Researchers have found living microbes in the Atacama Desert, according to a report released in the journal Proceedings of the National Academy of Sciences of the United States of America (PNAS).
Dirk Schulze-Makuch, an astrobiologist with the Technical University of Berlin, and his colleagues argue that the presence of the microbes in the driest desert on Earth indicates that it might be possible for similar lifeforms to survive on Mars.
Scientists Find Microbes in the Atacama, the Driest Desert on Earth
The Atacama Desert located in northern Chile stretches from the Pacific coast to around 621 miles inland. It is Earth’s driest desert with an annual rainfall of only 0.31 inches. Crusty salts cover much of its surface, and the soils resemble those found on Mars.
Schulze-Makuch and his colleagues collected samples from eight different locations over a three-year period.

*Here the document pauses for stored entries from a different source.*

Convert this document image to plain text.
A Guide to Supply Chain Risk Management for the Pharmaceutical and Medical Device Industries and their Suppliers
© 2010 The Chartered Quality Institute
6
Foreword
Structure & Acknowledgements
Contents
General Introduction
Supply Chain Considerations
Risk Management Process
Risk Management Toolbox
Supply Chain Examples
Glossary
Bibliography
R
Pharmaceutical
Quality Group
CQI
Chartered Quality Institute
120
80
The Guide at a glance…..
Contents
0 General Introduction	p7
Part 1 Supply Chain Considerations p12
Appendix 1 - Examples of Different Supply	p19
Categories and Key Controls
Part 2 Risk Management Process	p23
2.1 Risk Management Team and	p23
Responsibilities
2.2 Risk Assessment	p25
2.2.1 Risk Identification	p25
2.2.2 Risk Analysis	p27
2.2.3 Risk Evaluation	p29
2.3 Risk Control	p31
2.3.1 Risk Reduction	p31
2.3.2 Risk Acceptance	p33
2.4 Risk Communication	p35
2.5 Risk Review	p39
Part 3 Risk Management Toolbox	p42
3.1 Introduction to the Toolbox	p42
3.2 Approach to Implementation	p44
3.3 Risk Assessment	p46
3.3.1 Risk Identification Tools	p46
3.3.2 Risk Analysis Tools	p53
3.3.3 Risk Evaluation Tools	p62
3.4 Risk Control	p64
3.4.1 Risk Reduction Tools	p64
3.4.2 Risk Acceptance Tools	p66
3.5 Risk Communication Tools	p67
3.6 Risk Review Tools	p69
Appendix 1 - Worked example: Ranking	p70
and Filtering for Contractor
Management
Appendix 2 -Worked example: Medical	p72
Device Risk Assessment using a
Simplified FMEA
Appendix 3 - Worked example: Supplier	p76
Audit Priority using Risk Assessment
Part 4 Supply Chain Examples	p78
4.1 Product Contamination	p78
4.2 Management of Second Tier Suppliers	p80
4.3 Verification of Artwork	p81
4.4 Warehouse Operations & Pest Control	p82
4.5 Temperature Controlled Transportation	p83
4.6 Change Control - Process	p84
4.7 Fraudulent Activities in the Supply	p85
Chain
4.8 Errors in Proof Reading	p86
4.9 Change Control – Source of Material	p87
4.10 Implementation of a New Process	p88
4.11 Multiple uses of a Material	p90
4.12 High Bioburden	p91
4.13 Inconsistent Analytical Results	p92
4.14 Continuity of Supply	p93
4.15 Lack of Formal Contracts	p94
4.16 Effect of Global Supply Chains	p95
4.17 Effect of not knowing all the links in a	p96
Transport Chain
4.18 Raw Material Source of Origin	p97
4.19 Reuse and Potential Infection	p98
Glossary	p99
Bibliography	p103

They began amassing samples in 2015, right after a very rare rainfall. Then, the researchers made visits to the sites in both 2016 and 2017. Some of the locations were on the coast, while others were further inland.
The study team sequenced all of the copies of a given gene used to identify microbes. In some cases, they recovered entire genomes. The scientists then performed a test to determine the percentage of DNA that came from living cells.
Lastly, they looked for signs of cellular activity like the existence of ATP (adenosine triphosphate). This is a molecule that cells use for energy.
Not surprisingly, the researchers discovered that the most diverse microbes came from the coast immediately after the rain. They did find microbes even in the driest, most inland areas about 9.8 inches underground.
Several genomes indicated that some coastal bacteria were actually reproducing and were thus thriving in their arid home. The scientists were able to identify some of these species by using a database.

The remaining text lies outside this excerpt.